La segunda es que, a la luz de lo anterior, los
discípulos compartieran el estilo de vida de Jesús, cuyos rasgos también están
esbozados en los Evangelios, pero que muchas veces siguen ocasionando problemas
de interpretación, como sucedió recientemente con el libro de José Antonio Pagola,
Jesús: aproximación histórica (Madrid,
PPC, 2007, diez ediciones ya) que hasta una amonestación le valió a su autor. Y es que, cuando Marcos reconstruyó por
primera vez el acontecimiento de Jesús y mostró que entró en conflicto con su
propia familia (3.20-21; 31-35), no tenía domicilio fijo, comía con personas “poco
recomendables” y practicaba una religiosidad irrespetuosa hacia algunas normas
y prácticas, todo ello implica una práctica diferenciada hacia lo impuesto como
común o dominante: “La ruptura con la casa y los demás rasgos del
comportamiento contracultural de Jesús y sus discípulos estaban al servicio de
este objetivo: encarnar proféticamente la novedad del Reinado de Dios”.[2]

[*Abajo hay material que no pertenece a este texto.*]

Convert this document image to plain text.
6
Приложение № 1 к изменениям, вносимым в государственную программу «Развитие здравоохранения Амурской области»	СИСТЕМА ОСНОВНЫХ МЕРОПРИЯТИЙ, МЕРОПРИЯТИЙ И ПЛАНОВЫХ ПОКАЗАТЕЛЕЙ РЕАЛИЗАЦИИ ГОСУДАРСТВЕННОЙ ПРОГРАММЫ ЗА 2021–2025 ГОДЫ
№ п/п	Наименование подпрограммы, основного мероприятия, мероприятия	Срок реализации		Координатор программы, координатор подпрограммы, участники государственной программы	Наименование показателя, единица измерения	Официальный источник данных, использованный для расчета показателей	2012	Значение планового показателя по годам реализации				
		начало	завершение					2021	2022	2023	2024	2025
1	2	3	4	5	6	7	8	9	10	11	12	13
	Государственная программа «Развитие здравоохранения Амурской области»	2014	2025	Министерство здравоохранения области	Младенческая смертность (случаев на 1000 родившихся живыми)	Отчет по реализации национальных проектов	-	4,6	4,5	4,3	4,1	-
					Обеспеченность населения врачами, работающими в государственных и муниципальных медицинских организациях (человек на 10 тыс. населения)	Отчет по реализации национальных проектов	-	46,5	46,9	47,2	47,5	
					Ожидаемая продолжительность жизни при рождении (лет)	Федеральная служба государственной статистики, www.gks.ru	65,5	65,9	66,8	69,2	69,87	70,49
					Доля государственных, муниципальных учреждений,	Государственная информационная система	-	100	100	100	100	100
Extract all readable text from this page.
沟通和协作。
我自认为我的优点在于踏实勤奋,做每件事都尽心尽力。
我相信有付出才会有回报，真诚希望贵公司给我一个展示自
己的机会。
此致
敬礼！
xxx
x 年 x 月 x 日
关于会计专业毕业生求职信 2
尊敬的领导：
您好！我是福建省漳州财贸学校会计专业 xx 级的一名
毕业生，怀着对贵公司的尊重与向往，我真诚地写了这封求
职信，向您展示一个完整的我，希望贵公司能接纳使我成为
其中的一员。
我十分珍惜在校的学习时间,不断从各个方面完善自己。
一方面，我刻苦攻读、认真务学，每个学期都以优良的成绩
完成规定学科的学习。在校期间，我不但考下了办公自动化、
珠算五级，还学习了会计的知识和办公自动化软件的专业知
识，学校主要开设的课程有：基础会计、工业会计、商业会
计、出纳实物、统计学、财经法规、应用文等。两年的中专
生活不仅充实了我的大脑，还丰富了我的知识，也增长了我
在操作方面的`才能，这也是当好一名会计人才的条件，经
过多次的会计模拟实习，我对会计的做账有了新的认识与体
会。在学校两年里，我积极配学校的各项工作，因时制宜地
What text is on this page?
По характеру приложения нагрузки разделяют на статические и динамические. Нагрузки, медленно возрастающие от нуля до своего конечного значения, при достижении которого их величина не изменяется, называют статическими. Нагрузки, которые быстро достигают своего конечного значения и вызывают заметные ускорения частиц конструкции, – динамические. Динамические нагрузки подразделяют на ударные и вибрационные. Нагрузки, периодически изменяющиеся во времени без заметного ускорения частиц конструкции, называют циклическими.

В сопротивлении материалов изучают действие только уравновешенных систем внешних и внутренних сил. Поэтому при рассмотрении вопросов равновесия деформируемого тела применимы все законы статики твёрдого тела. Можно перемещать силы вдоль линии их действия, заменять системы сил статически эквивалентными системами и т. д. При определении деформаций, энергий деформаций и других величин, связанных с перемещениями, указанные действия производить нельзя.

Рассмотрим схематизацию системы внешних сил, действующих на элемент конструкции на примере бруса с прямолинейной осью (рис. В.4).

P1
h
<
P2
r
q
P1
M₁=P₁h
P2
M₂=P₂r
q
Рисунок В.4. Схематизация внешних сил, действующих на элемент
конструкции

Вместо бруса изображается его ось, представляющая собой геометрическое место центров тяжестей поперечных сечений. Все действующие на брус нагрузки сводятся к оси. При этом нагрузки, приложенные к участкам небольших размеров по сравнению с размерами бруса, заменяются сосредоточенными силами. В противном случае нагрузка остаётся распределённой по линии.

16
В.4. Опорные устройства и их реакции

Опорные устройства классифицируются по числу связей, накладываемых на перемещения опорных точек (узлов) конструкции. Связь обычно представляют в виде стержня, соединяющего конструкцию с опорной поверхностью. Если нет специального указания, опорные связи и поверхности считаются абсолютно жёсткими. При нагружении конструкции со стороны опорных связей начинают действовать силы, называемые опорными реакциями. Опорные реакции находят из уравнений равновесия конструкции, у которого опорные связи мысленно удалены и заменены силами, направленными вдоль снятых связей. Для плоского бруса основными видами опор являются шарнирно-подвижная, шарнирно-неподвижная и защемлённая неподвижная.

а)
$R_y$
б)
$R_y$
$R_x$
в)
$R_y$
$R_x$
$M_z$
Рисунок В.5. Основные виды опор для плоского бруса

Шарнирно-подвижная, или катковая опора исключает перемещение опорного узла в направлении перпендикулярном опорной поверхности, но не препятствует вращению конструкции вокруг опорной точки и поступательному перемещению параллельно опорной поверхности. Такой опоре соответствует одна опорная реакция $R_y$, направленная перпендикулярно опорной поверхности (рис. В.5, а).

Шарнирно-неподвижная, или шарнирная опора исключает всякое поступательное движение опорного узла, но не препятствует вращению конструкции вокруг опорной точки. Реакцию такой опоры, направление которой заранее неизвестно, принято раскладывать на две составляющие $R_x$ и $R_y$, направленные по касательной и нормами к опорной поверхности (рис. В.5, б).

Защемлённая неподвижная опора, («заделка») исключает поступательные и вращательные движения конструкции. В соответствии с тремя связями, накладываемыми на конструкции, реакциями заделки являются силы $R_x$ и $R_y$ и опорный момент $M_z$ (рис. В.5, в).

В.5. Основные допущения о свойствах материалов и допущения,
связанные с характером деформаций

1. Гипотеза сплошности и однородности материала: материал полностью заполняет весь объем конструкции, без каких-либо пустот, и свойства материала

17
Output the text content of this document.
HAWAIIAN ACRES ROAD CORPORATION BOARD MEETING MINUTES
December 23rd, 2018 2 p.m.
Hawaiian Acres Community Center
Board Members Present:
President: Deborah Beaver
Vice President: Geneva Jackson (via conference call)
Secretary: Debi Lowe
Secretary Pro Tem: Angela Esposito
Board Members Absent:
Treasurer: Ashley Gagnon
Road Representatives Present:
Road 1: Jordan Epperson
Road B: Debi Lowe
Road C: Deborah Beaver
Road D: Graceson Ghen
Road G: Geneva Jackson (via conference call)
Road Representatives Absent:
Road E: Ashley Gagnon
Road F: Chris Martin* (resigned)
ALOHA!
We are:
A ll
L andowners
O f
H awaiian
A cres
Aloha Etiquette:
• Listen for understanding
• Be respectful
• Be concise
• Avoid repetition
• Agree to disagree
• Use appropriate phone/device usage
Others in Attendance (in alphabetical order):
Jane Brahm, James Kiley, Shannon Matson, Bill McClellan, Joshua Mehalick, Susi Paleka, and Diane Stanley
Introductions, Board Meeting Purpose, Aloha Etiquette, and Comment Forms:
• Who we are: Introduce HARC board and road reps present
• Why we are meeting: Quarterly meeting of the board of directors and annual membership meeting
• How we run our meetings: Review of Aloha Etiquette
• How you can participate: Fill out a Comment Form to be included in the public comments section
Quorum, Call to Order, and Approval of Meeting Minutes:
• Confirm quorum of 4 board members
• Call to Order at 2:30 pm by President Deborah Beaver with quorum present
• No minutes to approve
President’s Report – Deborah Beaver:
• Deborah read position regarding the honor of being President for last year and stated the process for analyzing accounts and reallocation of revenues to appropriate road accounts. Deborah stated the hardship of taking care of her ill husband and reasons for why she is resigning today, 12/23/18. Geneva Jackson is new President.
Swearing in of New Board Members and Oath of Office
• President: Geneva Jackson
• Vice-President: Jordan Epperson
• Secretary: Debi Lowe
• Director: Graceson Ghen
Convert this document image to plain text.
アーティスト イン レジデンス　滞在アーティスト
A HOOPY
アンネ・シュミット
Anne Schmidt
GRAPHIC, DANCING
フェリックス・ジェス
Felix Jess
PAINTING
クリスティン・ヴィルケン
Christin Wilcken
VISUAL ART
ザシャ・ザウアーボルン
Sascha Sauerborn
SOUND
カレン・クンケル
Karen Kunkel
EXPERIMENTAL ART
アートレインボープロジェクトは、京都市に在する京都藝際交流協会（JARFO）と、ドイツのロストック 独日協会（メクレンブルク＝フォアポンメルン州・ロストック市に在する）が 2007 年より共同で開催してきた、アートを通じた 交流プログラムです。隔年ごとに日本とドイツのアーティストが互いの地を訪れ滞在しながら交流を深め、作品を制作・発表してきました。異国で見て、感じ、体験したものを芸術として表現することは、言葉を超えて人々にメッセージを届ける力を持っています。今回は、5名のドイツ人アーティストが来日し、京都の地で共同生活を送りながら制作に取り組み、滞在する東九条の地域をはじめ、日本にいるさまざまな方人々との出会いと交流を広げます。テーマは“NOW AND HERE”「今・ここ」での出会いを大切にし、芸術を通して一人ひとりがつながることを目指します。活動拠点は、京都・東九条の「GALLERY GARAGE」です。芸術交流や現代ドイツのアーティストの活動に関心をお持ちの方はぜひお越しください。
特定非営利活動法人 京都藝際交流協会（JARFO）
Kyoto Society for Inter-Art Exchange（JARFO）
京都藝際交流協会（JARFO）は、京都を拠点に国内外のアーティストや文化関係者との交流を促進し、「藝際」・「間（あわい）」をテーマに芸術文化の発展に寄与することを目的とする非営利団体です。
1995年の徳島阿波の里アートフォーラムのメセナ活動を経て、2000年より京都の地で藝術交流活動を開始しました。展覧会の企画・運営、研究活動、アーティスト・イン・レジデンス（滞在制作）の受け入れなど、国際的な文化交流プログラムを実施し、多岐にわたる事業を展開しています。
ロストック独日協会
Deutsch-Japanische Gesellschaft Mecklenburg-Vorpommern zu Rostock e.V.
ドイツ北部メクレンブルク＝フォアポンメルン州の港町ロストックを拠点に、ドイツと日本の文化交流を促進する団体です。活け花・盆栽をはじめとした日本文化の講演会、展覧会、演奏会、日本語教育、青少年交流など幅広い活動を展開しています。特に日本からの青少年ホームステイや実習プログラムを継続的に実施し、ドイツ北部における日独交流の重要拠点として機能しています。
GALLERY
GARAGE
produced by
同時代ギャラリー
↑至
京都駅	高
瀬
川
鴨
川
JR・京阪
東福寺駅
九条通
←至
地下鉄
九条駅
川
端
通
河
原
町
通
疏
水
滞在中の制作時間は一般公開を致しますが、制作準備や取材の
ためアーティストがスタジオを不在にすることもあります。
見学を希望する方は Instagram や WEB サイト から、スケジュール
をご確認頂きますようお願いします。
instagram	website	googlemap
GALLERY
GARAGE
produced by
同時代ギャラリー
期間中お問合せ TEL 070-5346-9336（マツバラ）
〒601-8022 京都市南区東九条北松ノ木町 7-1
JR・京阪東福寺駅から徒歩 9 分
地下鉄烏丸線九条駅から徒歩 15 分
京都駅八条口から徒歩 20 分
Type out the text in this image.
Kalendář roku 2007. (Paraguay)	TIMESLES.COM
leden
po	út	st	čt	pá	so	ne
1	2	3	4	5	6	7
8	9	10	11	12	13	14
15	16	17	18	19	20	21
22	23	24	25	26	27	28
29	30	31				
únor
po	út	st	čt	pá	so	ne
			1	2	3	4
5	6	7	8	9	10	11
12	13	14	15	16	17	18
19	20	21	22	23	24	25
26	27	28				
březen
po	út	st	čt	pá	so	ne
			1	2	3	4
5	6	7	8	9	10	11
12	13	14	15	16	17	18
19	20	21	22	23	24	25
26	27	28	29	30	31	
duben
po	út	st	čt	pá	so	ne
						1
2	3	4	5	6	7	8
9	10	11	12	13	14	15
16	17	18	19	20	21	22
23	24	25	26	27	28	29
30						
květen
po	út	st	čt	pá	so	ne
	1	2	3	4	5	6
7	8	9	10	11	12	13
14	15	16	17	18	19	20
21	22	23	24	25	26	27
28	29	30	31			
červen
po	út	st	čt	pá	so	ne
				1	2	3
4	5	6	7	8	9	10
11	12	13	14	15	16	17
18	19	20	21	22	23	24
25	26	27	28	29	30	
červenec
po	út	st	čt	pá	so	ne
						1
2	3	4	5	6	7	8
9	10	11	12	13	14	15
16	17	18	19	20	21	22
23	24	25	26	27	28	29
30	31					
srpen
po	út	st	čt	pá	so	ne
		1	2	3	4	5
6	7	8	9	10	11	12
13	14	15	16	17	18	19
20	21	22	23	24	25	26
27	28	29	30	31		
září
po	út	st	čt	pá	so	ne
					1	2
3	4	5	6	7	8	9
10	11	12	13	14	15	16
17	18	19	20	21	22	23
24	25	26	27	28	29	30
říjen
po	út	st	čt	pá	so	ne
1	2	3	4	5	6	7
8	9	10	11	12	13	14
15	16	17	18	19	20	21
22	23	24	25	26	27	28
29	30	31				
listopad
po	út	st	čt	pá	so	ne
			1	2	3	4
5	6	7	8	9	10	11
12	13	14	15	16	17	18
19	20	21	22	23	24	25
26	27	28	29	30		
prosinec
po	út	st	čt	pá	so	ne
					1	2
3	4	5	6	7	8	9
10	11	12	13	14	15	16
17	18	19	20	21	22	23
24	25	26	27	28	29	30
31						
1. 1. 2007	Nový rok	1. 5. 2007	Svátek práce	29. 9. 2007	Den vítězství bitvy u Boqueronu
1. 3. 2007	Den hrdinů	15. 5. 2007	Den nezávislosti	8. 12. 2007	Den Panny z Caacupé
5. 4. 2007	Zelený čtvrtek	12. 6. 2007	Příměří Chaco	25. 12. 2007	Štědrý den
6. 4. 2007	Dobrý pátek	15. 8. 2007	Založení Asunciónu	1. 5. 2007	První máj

Pero acaso la nota más difícil del seguimiento y
discipulado sea que quienes siguen a Jesús deberán compartir su destino, una
ruta de la cual también debían y deben participar los seguidores de cada
generación. A este último aspecto alude la exhortación de II Timoteo 2.1-13, donde
el perfil del discípulo que se esboza manifiesta una clara continuidad con los
procedimientos que el autor ha desarrollado previamente, lo que implicaba que
la siguiente etapa de la vida de la iglesia tendría que insistir en el
discipulado como una norma de conducta permanente que no eliminase la
radicalidad del llamamiento para instalar los valores del Reino de Dios en el
mundo. “Esforzarse en la gracia” (II Tim 2.1) es una fórmula de simbiosis entre
la acción humana y la garantía de la presencia de Dios, sin excluirse mutuamente.
“Mantenerse fuerte” (endynamou) es una acción persistente basada en un poder
real para que todo lo escuchado de los labios de su discipulador lo transmita a
otros mediante un nuevo ejercicio del discipulado para que ellos, a su vez, discipulen
a los que vienen detrás, como parte de una cadena interminable. Como los
soldados, los atletas y los labradores (vv. 3-6), que no claudican en su labor,
así este discípulo ha recibido un encargo que deberá desarrollar
constantemente, aunque acaso no se comprenda a plenitud la responsabilidad
recibida (v. 7).
Y en todo esto, se agrega, la figura que domina
todo el panorama es la de Jesús mismo, a quien se sigue con los pasos de la fe,
y quien es el fundamento del esfuerzo y la misión (vv. 8-10). De ahí surge la
cita de un antiguo cántico que sirvió para estimular a los creyentes desde un
horizonte escatológico acorde con las esperanzas del momento en que se vivía la
expectativa del inminente retorno de Cristo (vv. 11-13). Mantenerse firme es un
paso crucial para comenzar a disfrutar de los beneficios de la redención. Un
buen discipulado será aquel que coloque a la persona en el camino de la
constancia y fidelidad a toda prueba.